Mereka tertawa kecil, tapi suasananya tetap canggung. Para orang tua mulai berbincang hangat tentang bisnis, kerja sama, dan prospek masa depan. Sesekali, Ayah Mentari melirik ke arah mereka berdua—senyum penuh makna yang membuat Mentari hampir ingin menghilang dari kursinya.
Ia tahu persis ke mana arah pembicaraan ini.
Perjodohan, tentu saja.
“Tari ini sedang sibuk kuliah,” ujar ibunya lembut. “Fakultas Desain. Tapi Ibu harap nanti bisa tetap melanjutkan jejak keluarga, ya, Tari?”
Mentari menegakkan tubuhnya, senyum sopan masih terpampang, “Mentari akan berusaha sebaik mungkin, Bu.
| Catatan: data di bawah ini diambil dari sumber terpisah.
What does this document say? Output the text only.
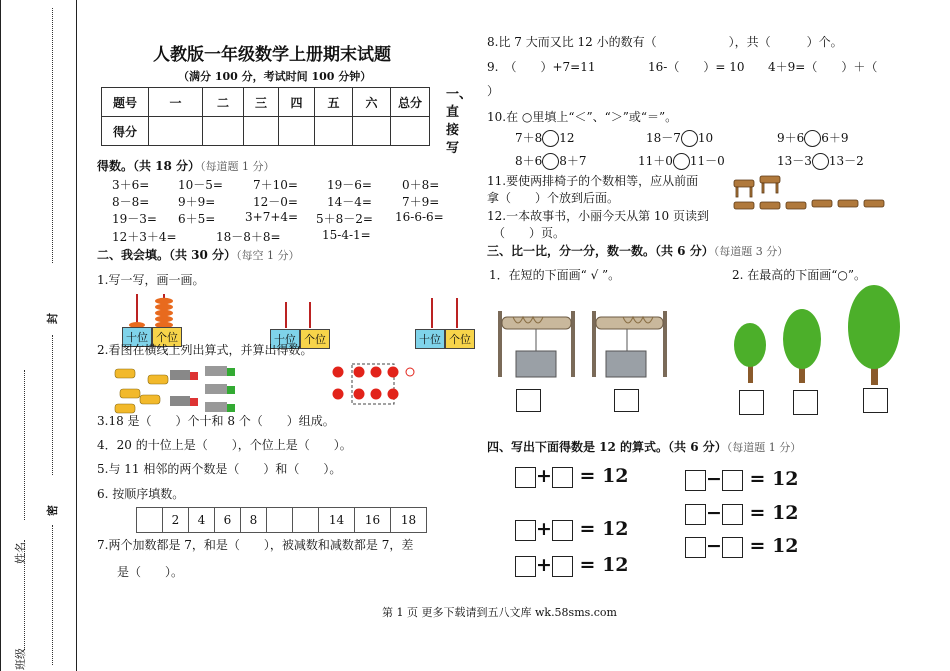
封
密
姓名
班级
人教版一年级数学上册期末试题
（满分 100 分，考试时间 100 分钟）
题号	一	二	三	四	五	六	总分
得分							
一、直接写
得数。（共 18 分）（每道题 1 分）
3＋6= 10－5=	7＋10= 19－6=	0＋8=
8－8= 9＋9=	12－0= 14－4=	7＋9=
19－3= 6＋5= 3+7+4= 5＋8－2= 16-6-6=
12＋3＋4=	18－8＋8=	15-4-1=
二、我会填。（共 30 分）（每空 1 分）
1.写一写，画一画。
十位 个位	十位 个位	十位 个位
2.看图在横线上列出算式，并算出得数。
3.18 是（　　）个十和 8 个（　　）组成。
4．20 的十位上是（　　），个位上是（　　）。
5.与 11 相邻的两个数是（　　）和（　　）。
6. 按顺序填数。
	2	4	6	8			14	16	18
7.两个加数都是 7，和是（　　），被减数和减数都是 7，差
是（　　）。
8.比 7 大而又比 12 小的数有（　　　　　　），共（　　　）个。
9.　（　　）+7=11	16-（　　）= 10 4＋9=（　　）＋（
）
10.在 ○里填上“＜”、“＞”或“＝”。
7＋8 12	18－7 10	9＋6 6＋9
8＋6 8＋7	11＋0 11－0	13－3 13－2
11.要使两排椅子的个数相等，应从前面
拿（　　）个放到后面。
12.一本故事书，小丽今天从第 10 页读到
（　　）页。
三、比一比，分一分，数一数。（共 6 分）（每道题 3 分）
1．在短的下面画“ √ ”。	2. 在最高的下面画“○”。
四、写出下面得数是 12 的算式。（共 6 分）（每道题 1 分）
+ = 12
+ = 12
+ = 12
− = 12
− = 12
− = 12
第 1 页 更多下载请到五八文库 wk.58sms.com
Tapi untuk sekarang, Mentari fokus dulu di kampus.”
Ayahnya menimpali dengan nada setengah bercanda, setengah serius.
“Tapi kalau sudah punya pendamping yang sevisi, Ayah yakin karier pun bisa sejalan, ya, Arsen?”
Arsenio tersenyum, menatap Mentari sekilas, “Saya percaya begitu, Pak. Dua orang bisa saling menguatkan, apalagi kalau punya arah hidup yang sama.”
Kata-katanya terdengar sempurna di telinga siapa pun—kecuali di telinga Mentari.
Ia menahan napas, lalu tersenyum lagi, menatap piringnya, memutar garpu perlahan.
Senyumnya tak pernah benar-benar sampai ke mata.
Malam berjalan panjang. Hidangan demi hidangan berganti, diselingi tawa para orang tua yang semakin akrab. Sementara Mentari, di balik senyum dan sikap sopannya, sedang berjuang melawan rasa jengah dan lelah yang mulai menekan dadanya.
Setiap kali Arsenio berbicara, ia menanggapinya secukupnya.
Ia menghargai sopan santunnya, cara bicaranya yang lembut, bahkan matanya yang penuh hormat. Tapi… tidak ada getaran apa pun di sana.
Bukan karena Arsenio buruk, tapi karena hatinya sedang terisi oleh sesuatu yang lebih samar—sebuah bayangan pria berusia matang, bermata tenang, yang baru saja ditemuinya di kantor siang tadi.
Seseorang yang bahkan belum tentu memikirkannya kembali.
Mentari menatap lilin di meja makan, membiarkan sinarnya memantul di matanya yang mulai sayu.
Di luar sana, langit Bandung berkilau oleh lampu kota, tapi bagi Mentari malam itu terasa seperti ruang sempit tanpa udara.
Satu hal yang ia tahu pasti:
tidak peduli seberapa besar usaha keluarganya mengatur masa depannya, hatinya tidak bisa diatur.
Dan entah kenapa, bagian terdalam dirinya tahu—jalan hidupnya baru saja berbelok arah, ke arah yang melibatkan nama Dewangga Orlando Danurengga. Pria dingin yang mengusik hati kecil Mentari.